Saturday, December 19, 2009

The Dream of Righteousness

I am drawn to people who are good-hearted, kind people who exemplify a wholesomeness that feels right at its core. I have been involved with many causes spearheaded by people who stand for righteousness and the greater good, but as I get older the lines blur and the veil of illusion around a particular filter being inviolate weakens. This small "I" has been humbled many times by the shattering of conviction to absolutes that cannot contain the wholeness of spirit, however it may choose to appear. The only thing I know to be true now is that things are not always what they appear to be and love calls me to be present to the moment and what it offers.

I also see that at the core of this draw to live a righteous life is the desire to be loved—if I am good enough then I will be admired, respected, loved. Fair enough, after all the desire to be kind and to do no harm makes for better human relations and benefits all of life. Nevertheless, if my ultimate goal is to awaken fully, then even this beautiful dream must be surrendered. I must be willing to go unrecognized as anyone special. Resisting being ordinary, and equally as human in all that is contained within me, has perhaps been my biggest stumbling block. It has caused me to judge and create separation.

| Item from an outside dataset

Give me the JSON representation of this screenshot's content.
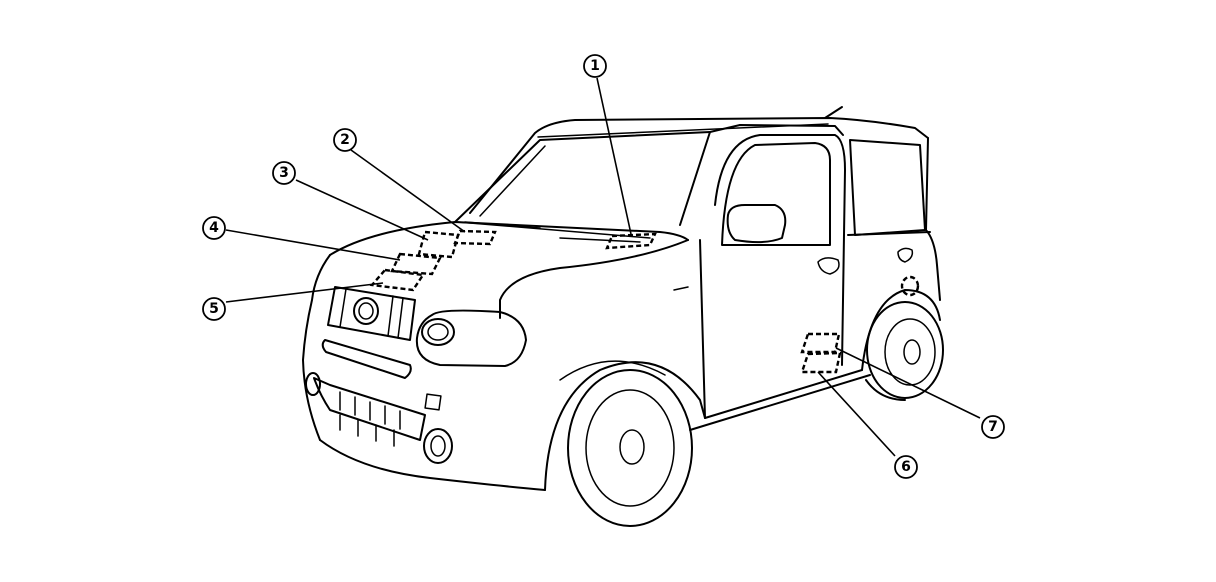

The spiritual teacher Gangaji once spoke of her days as an activist before "awakening" and the realization that she came to that those fighting against the "wrong doers," whoever they were, didn’t really want those people to "get it" because then they would all be the same. The activists would no longer be seen as more virtuous and on some level that was disturbing, because this was the basis of their identity.

If it is all a dream, then the dream of righteousness has a lot of appeal. At the same time it is a hard one to want to wake up from, just like when I have dreams with a very high pleasure content that I want to linger in longer. What comes with awakening is unknown, and I do believe there is nothing that "I" can do to make myself more worthy. In the meantime, to be present to love, whatever that looks like, seems a worthwhile endeavor.